Dans la dernière forme l'usage du masque est nécessaire. Celui-ci détermine la façon dont doit boucler le programme.

  • RMASK : 1 1 1 1 1 1 1 1 1 1 1 0 1 1 1 1
  • Instruction : MAC.W D0.U,D0.L,(A1)+,D0

Lorsque A1 aura été incrémenté 2 puissance 5 fois (32), il reprendra sa valeur initiale.

Pour utiliser les instructions de branchement de type Bcc, il faudra recopier le registre d'état MAC dans le registre d'état principal :
MOVE.L MACSR,CCR
La correspondance est la suivante :

  • CCR : - - - X N Z V C
  • MACSR : OMC S/U 0 0 N Z V C

Tous les tests portant sur N Z V C à savoir : MI, PL, EQ, NE, VC, VS peuvent donc être utilisé.

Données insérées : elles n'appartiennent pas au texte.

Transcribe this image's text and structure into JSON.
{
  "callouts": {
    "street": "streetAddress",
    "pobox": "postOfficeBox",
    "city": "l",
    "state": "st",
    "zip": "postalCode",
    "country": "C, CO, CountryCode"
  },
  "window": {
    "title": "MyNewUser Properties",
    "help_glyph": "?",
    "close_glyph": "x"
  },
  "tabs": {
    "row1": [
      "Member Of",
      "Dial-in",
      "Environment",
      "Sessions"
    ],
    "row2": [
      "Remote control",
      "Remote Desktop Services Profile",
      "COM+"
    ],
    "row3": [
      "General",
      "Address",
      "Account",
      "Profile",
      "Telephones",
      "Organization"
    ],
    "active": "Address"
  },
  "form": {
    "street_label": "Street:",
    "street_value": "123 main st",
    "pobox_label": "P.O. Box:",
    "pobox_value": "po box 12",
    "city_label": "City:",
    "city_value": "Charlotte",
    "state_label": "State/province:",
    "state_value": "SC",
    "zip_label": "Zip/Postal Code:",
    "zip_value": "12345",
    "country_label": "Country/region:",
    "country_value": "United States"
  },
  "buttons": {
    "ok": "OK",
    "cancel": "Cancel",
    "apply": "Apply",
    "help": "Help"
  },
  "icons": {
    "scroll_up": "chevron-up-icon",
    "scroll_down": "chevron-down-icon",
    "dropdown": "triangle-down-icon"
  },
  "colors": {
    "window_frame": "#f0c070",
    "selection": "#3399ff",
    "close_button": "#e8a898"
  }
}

Le bit OMC (Overflow/Saturation Mode Control) influera sur le comportement en fonction du bit S /U. Il évite de faire le tour.
S/U (Signed/Unsigned) permettra le comportement suivant :

  • 0 = arithmétique signée. Si OMC est à 1 en cas de débordement positif RACC restera à 0x7FFFFFFF et à 0x80000000 pour un débordement négatif
  • 1 = arithmétique non signée. Si OMC est à 1 en cas de débordement RACC saturera à 0x00000000 ou à 0xFFFFFFFF

L'exemple typique de mise en œuvre de l'unité MAC est la création d'un filtre à réponse impulsionnelle finie très répandu dans le domaine du traitement du son. Il s'agit d'un moyen de " lisser " un signal. On multiplie une suite de valeurs issue d'une acquisition analogique par des cœfficients particuliers. On additionne ensuite les valeurs traitées qu'on restitue le plus souvent sous la forme d'un nouveau signal (par exemple dans un équaliseur).
Ici les valeurs seront stockées dans un tableau pointé par A1. Le coefficient sera dans les 16 bits de poids fort (.U), la donnée dans les 16 bits de poids faible. On utilisera D0 comme tampon et D2 pour retourner le résultat .

 
Sélectionnez
	org $20000
 
init:	nop
	clr.l D0
	clr.l D1; D1 sera notrre compteur de boucle
	move.l #$FFEF,rmask ; notre tableau fait 32 mots longs
	move.l #$FFFFFFC0,macsr ; on travaille en non signé avec
				; gestion du débordement.
				; les F ne servent à rien (zone protégée).
 
debut:	clr.l D2
	move.l #32,D1
	move.l #0,racc ; mise à zero de l'accumulateur
	move.l (A2)+,D1 ; mise en place de la premiere valeur
 
boucle:	mac.w D0.U,D0.L(A0)+,D0
	subi.l #1,D1
	bne boucle
 
result: move.l racc,D2
	*ici on va chercher d'autres valeurs ...*
	bra debut
 
fin: 	nop

Il ne faut pas pour autant négliger l'utilisation de cette unité dans des situations moins évidentes. Le gain de performance est parfois non négligeable. Pour des choses telles que le schéma de Horner ou les calculs de puissance, il est bon de se poser la question.